Letter: Hunter can’t get license to restock family’s freezer

Reading the online explanation…indicates the changes are to financially bolster the guide outfitting industry…

To the editor:

Re: New B.C. wildlife allocation policy is unfair to resident hunters.

I have been a hunter in B.C. since the early 1970s and almost every year have been able to harvest a moose or deer or elk or bear to feed my family. The past two years I have not been successful, not from lack of effort but because B.C. wildlife populations are decreasing, i.e. the pie is getting smaller.

Now we hear that a new Allocation Policy will give a larger share of the pie to the guide outfitters—this change is completely unacceptable.  At my age my chances of ever again getting a moose, Roosevelt elk or sheep draw are now probably zero.

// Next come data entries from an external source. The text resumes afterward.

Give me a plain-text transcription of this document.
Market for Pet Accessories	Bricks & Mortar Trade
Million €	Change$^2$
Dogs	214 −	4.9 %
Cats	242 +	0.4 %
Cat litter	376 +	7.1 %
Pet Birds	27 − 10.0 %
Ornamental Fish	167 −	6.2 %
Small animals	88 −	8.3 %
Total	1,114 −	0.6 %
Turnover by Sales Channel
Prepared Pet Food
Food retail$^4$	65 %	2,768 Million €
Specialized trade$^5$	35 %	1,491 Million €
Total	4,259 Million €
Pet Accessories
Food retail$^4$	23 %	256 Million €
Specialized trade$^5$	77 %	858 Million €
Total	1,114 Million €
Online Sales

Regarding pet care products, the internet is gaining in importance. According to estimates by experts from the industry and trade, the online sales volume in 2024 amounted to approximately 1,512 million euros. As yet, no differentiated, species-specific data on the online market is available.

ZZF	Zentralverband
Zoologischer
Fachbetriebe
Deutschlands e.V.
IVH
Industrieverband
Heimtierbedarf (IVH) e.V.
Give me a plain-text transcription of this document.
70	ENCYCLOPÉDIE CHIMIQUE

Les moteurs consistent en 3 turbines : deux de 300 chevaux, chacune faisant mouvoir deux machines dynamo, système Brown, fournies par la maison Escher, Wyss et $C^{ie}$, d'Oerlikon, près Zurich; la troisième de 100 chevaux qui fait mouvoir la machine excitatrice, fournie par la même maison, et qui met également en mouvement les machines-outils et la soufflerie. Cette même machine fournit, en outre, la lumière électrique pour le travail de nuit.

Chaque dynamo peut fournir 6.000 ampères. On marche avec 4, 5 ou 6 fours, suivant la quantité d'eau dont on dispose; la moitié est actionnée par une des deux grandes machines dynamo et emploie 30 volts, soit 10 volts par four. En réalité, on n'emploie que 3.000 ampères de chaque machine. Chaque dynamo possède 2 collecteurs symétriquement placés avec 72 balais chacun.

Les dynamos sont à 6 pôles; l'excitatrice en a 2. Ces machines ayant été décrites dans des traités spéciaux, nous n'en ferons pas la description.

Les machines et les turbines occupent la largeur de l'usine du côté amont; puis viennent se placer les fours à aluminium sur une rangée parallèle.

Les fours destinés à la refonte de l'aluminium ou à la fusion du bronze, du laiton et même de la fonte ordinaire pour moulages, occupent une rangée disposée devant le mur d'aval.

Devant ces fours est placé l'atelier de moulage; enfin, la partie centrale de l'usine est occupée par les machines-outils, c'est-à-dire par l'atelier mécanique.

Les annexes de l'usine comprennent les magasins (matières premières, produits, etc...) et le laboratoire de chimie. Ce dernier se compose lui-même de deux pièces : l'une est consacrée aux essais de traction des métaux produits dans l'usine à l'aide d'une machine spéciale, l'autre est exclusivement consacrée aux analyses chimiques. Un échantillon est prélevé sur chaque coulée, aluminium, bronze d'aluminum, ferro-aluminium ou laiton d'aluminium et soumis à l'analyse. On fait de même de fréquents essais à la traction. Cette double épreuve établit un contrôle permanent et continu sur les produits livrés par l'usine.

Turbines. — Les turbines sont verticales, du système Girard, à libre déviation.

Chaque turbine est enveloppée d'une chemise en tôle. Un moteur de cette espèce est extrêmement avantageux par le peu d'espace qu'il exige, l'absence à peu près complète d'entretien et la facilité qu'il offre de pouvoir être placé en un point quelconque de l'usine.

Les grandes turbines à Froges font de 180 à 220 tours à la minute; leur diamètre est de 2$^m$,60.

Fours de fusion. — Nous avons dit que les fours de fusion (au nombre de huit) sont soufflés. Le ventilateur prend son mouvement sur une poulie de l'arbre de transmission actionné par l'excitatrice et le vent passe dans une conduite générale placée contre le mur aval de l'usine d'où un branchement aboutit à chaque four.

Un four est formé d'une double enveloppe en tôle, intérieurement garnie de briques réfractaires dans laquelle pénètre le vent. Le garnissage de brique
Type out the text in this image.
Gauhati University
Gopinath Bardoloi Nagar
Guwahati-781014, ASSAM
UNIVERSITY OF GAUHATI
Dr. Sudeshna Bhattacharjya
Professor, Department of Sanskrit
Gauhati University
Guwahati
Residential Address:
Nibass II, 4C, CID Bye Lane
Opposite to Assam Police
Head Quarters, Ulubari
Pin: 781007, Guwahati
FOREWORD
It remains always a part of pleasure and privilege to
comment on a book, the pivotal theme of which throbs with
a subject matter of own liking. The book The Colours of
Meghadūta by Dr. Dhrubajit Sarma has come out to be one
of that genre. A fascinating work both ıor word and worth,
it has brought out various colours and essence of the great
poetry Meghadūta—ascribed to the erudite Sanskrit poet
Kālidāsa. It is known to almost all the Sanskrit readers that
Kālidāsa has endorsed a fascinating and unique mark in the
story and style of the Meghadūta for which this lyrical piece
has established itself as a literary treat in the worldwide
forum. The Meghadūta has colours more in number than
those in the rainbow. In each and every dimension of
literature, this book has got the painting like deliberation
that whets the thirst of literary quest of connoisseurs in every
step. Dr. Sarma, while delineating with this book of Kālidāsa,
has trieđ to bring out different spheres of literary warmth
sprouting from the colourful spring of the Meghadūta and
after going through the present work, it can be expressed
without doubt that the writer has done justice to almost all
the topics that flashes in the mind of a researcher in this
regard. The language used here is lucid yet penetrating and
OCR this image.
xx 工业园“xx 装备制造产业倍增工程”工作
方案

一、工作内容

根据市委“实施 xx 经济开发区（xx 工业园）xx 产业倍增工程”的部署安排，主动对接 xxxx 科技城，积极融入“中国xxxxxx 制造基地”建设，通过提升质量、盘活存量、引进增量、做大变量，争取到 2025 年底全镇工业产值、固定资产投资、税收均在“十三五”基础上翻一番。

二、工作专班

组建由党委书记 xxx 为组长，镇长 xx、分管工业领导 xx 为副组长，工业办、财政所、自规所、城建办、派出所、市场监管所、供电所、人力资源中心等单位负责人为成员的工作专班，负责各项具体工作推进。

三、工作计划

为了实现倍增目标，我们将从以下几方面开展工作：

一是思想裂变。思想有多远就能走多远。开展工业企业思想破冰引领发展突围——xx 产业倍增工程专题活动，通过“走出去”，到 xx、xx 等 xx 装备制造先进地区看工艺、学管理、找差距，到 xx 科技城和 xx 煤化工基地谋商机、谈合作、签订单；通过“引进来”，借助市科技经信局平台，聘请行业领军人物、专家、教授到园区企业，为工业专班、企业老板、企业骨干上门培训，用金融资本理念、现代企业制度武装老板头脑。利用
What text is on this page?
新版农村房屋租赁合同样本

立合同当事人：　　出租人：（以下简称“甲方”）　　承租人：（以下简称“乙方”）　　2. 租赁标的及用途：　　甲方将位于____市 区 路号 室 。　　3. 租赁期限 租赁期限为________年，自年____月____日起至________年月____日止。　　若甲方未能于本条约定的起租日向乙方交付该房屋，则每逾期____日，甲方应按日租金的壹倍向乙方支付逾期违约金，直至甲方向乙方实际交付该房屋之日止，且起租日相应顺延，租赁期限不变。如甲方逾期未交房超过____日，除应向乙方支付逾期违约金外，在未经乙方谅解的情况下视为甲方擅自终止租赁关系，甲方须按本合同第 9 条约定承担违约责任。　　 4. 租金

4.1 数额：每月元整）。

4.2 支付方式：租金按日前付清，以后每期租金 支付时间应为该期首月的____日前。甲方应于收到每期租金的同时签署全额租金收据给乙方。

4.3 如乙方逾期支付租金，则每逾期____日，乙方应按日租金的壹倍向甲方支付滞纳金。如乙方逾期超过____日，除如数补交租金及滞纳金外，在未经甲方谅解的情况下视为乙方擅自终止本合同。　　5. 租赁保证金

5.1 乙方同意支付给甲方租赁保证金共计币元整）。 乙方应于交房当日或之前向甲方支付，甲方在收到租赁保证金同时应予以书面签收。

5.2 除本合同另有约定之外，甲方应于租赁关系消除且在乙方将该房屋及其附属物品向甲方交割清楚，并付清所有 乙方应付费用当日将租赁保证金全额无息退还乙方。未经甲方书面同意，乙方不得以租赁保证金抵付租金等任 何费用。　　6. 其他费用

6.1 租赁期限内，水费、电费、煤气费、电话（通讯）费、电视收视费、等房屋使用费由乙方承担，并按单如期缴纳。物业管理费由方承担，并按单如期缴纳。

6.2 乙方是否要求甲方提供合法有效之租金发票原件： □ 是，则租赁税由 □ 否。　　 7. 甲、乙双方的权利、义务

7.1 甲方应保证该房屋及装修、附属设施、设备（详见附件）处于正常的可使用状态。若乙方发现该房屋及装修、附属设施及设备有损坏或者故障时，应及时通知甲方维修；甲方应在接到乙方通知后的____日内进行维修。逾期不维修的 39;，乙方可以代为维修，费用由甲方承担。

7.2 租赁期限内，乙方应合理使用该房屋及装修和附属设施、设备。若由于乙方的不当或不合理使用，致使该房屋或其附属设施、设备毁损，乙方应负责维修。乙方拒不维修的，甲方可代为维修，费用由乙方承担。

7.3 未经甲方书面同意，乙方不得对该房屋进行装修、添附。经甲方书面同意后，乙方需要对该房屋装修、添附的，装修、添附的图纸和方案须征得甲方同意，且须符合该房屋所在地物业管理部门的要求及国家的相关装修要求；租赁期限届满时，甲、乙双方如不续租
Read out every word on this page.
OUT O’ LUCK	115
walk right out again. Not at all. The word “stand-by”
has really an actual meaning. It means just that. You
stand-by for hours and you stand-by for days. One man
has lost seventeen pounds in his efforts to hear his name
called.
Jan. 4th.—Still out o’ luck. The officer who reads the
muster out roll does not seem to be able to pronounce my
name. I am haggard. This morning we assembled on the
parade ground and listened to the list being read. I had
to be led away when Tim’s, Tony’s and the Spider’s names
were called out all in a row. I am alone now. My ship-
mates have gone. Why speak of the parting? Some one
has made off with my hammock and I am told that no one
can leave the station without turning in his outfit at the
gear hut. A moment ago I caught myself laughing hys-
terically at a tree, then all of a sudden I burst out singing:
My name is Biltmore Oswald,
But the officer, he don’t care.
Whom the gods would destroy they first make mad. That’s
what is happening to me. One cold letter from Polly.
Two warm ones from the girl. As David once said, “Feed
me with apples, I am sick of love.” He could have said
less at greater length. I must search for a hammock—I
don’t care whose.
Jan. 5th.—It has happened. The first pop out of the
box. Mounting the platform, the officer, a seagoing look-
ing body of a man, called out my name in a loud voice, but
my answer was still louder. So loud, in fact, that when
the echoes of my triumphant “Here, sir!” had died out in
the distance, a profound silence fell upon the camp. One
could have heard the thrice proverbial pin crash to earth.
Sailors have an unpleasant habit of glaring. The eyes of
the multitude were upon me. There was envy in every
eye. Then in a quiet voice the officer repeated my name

Reading the explanation for these changes on the Ministry of Forests, Lands and Natural Resource Operations website indicates the changes are to financially bolster the guide outfitting industry, nothing to do with an all-stakeholder agreement or making sure a public resource is first available to B.C. residents, after conservation and First Nations. Since when does the government get involved in guaranteeing a business success? I owned two small businesses during my working career and at no time did the government provide me with additional product that I could sell at a profit or do anything else to ensure my success. Why do the guide outfitters deserve special treatment? Is the government now going to guarantee success to all businesses?

I understood that after years of discussion all parties had agreed in 2007 to a 90 per cent resident/10 per cent guide outfitter split on ungulates and a 80/20 split on sheep and goats. Such a split would be much more generous to the guide outfitters than most jurisdictions in North America and it should have been put into legislation in 2007.

The 90/10 and 80/20 splits should be policy and should be put into legislation so that all stakeholders can get back to supporting healthy wildlife populations.